Nous sommes dans l'air du temps et, pour être à la mode, il faut savoir parler bouquins, il n'est pas nécessaire de lire. Si d'aventure vous rencontrez un homme de lettres, évitez la discussion, en disant : "Il faut que je relise…" Le bouquin, lui, n'est rien, juste une couleur du temps, nous sommes dans l'événementiel. Si c'est un gros pavé, il doit éclabousser, si c'est une plaquette, elle se doit d'être tendance ; si le livre est un texte, le bouquin n'est qu'un titre et le rêve de tout éditeur est d'écrire un recueil de titres. Pour parler de bouquins, il fallait donc des petits personnages virevoltants dont la seule consistance est une expression. Mais je ne suis pas sûr que les humoristes soient si gentils que cela… Bruno Siméon
- Ce qu’il y a d’angoissant dans une bibliothèque, c’est cet espace qui demeure entre les livres… Ce vide que la littérature n’arrive pas à combler.

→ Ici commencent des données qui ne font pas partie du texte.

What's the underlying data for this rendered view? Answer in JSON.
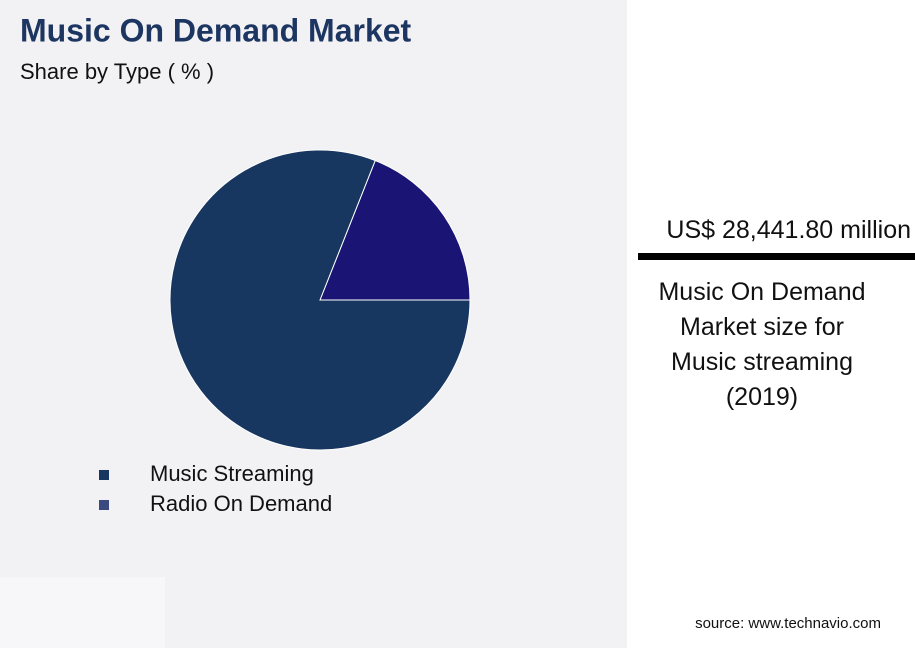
{
  "chart_data": {
    "type": "pie",
    "title": "Music On Demand Market",
    "subtitle": "Share by Type ( % )",
    "categories": [
      "Music Streaming",
      "Radio On Demand"
    ],
    "values": [
      81,
      19
    ],
    "colors": [
      "#173660",
      "#1a1475"
    ],
    "legend_colors": [
      "#173660",
      "#3a4a7e"
    ]
  },
  "panel": {
    "headline": "US$ 28,441.80 million",
    "caption": "Music On Demand Market size for Music streaming (2019)",
    "source": "source: www.technavio.com"
  }
}
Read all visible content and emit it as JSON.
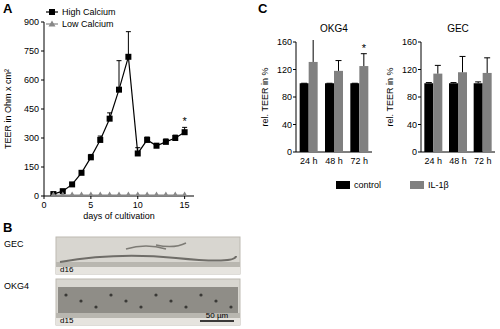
{
  "chart_data": [
    {
      "type": "line",
      "x": [
        1,
        2,
        3,
        4,
        5,
        6,
        7,
        8,
        9,
        10,
        11,
        12,
        13,
        14,
        15
      ],
      "xlim": [
        0,
        16
      ],
      "xticks": [
        0,
        5,
        10,
        15
      ],
      "ylim": [
        0,
        900
      ],
      "yticks": [
        0,
        150,
        300,
        450,
        600,
        750,
        900
      ],
      "x_label": "days of cultivation",
      "y_label": "TEER in Ohm x cm²",
      "legend": "upper left",
      "series": [
        {
          "name": "High Calcium",
          "color": "#000000",
          "marker": "square",
          "line_style": "solid",
          "values": [
            10,
            25,
            60,
            120,
            200,
            290,
            400,
            550,
            720,
            220,
            290,
            260,
            280,
            300,
            330
          ],
          "errors": [
            3,
            5,
            8,
            10,
            15,
            20,
            30,
            150,
            130,
            30,
            15,
            12,
            15,
            15,
            25
          ]
        },
        {
          "name": "Low Calcium",
          "color": "#888888",
          "marker": "triangle",
          "line_style": "solid",
          "values": [
            5,
            5,
            5,
            5,
            5,
            5,
            5,
            5,
            5,
            5,
            5,
            5,
            5,
            5,
            5
          ]
        }
      ],
      "annotations": [
        {
          "x": 15,
          "text": "*"
        }
      ]
    },
    {
      "type": "bar",
      "title": "OKG4",
      "categories": [
        "24 h",
        "48 h",
        "72 h"
      ],
      "ylim": [
        0,
        160
      ],
      "yticks": [
        0,
        40,
        80,
        120,
        160
      ],
      "y_label": "rel. TEER in %",
      "legend": "bottom",
      "series": [
        {
          "name": "control",
          "color": "#000000",
          "values": [
            100,
            100,
            100
          ],
          "errors": [
            0,
            0,
            0
          ]
        },
        {
          "name": "IL-1β",
          "color": "#808080",
          "values": [
            131,
            118,
            125
          ],
          "errors": [
            45,
            15,
            18
          ]
        }
      ],
      "annotations": [
        {
          "x": "72 h",
          "text": "*"
        }
      ]
    },
    {
      "type": "bar",
      "title": "GEC",
      "categories": [
        "24 h",
        "48 h",
        "72 h"
      ],
      "ylim": [
        0,
        160
      ],
      "yticks": [
        0,
        40,
        80,
        120,
        160
      ],
      "y_label": "rel. TEER in %",
      "series": [
        {
          "color": "#000000",
          "values": [
            100,
            100,
            100
          ],
          "errors": [
            1,
            1,
            2
          ]
        },
        {
          "color": "#808080",
          "values": [
            114,
            116,
            115
          ],
          "errors": [
            12,
            23,
            22
          ]
        }
      ]
    }
  ],
  "panel_labels": [
    "A",
    "B",
    "C"
  ],
  "images": [
    {
      "label": "GEC",
      "day": "d16"
    },
    {
      "label": "OKG4",
      "day": "d15"
    }
  ],
  "scale_bar": "50 µm"
}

- A ma mort, tu détruiras tous mes manuscrits... et si jamais tu ne le fais pas, tu diras bien que je te l’ai demandé…
- Voici notre calendrier : le 5, vous euthanasiez votre fils‌ Nous publions votre livre pendant votre garde à vue et le 9 vous passez chez Fogiel.

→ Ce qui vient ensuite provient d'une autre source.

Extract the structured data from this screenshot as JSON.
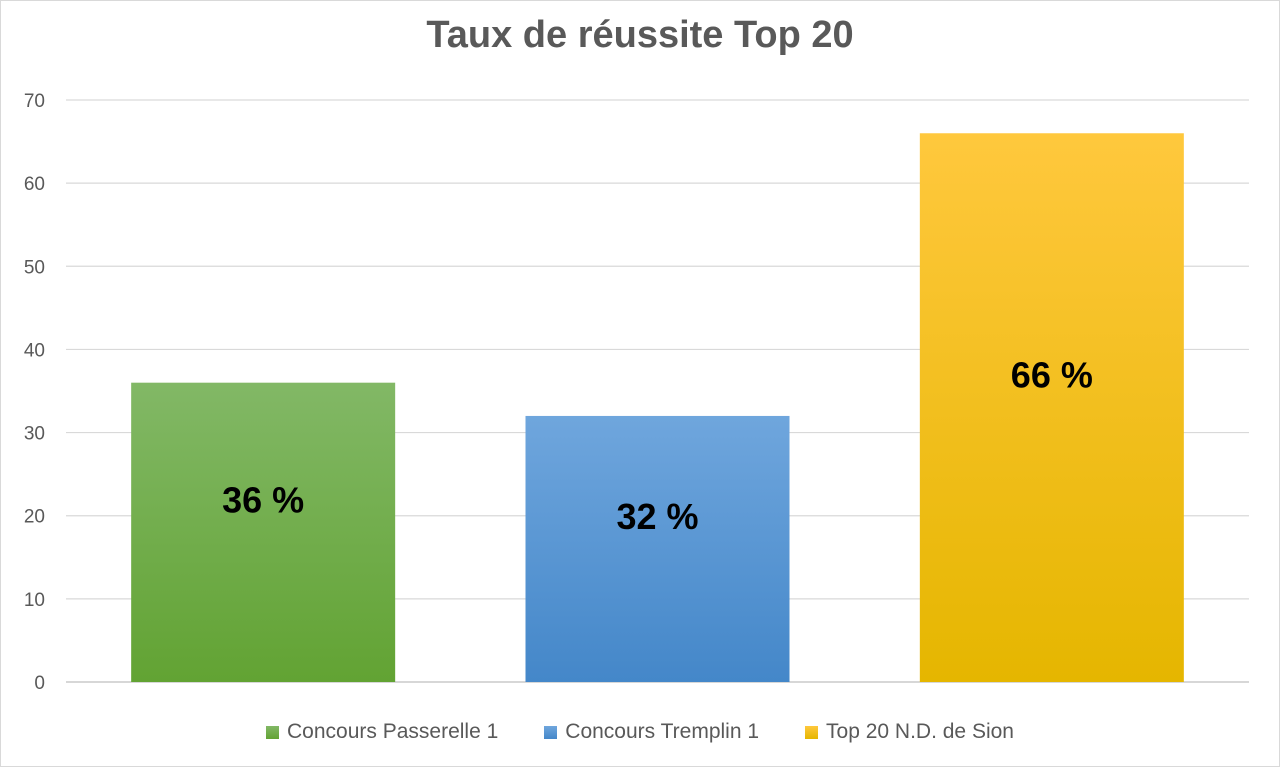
{
  "chart_data": {
    "type": "bar",
    "title": "Taux de réussite Top 20",
    "xlabel": "",
    "ylabel": "",
    "ylim": [
      0,
      70
    ],
    "yticks": [
      0,
      10,
      20,
      30,
      40,
      50,
      60,
      70
    ],
    "grid": true,
    "legend_position": "bottom",
    "categories": [
      "Concours Passerelle 1",
      "Concours Tremplin 1",
      "Top 20 N.D. de Sion"
    ],
    "values": [
      36,
      32,
      66
    ],
    "data_labels": [
      "36 %",
      "32 %",
      "66 %"
    ],
    "colors": [
      {
        "top": "#82b866",
        "bottom": "#62a333"
      },
      {
        "top": "#6fa6dd",
        "bottom": "#4487c9"
      },
      {
        "top": "#ffc83d",
        "bottom": "#e5b600"
      }
    ],
    "legend": [
      "Concours Passerelle 1",
      "Concours Tremplin 1",
      "Top 20 N.D. de Sion"
    ]
  }
}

- Bien sûr, c’est à remettre dans son contexte… Quand Balzac écrit cela, il souffre de colites néphrétiques et il vient de renouer avec sa maîtresse pour de joyeuses parties de pattes en l’air…
“Brûlez de vieux bois, buvez de vieux vins, lisez de vieux livres, ayez de vieux amis.” Alphonse XI
- Mon père… Croyez-vous que mes confessions aient un quelconque avenir éditorial ?
- Vous seriez bien aimable de jeter vous-même votre manuscrit dans la corbeille‌
- Au commencement ĂŠtait le Verbe... Puis vint le verbeux.
Par l’écriture automatique, nous nous laissions guider par l’inconscient collectif des lecteurs-consommateurs… En trois séances, nous avions un livre sans auteur pour un maximum de lecteurs.
- “Toute nue et teintée de rose brique par les reflets de sa salle de bains pompéienne, elle vaporisait sur elle son parfum de santal et dépliait avec un plaisir innocent une longue chemise de soie. Igor l’observait sans bouger quand soudain pris d’une fureur animale, il se jeta sur elle pour l’embrasser sauvagement…”
- Je déteste qu’on lise par-dessus mon épaule quand j’écris mon journal !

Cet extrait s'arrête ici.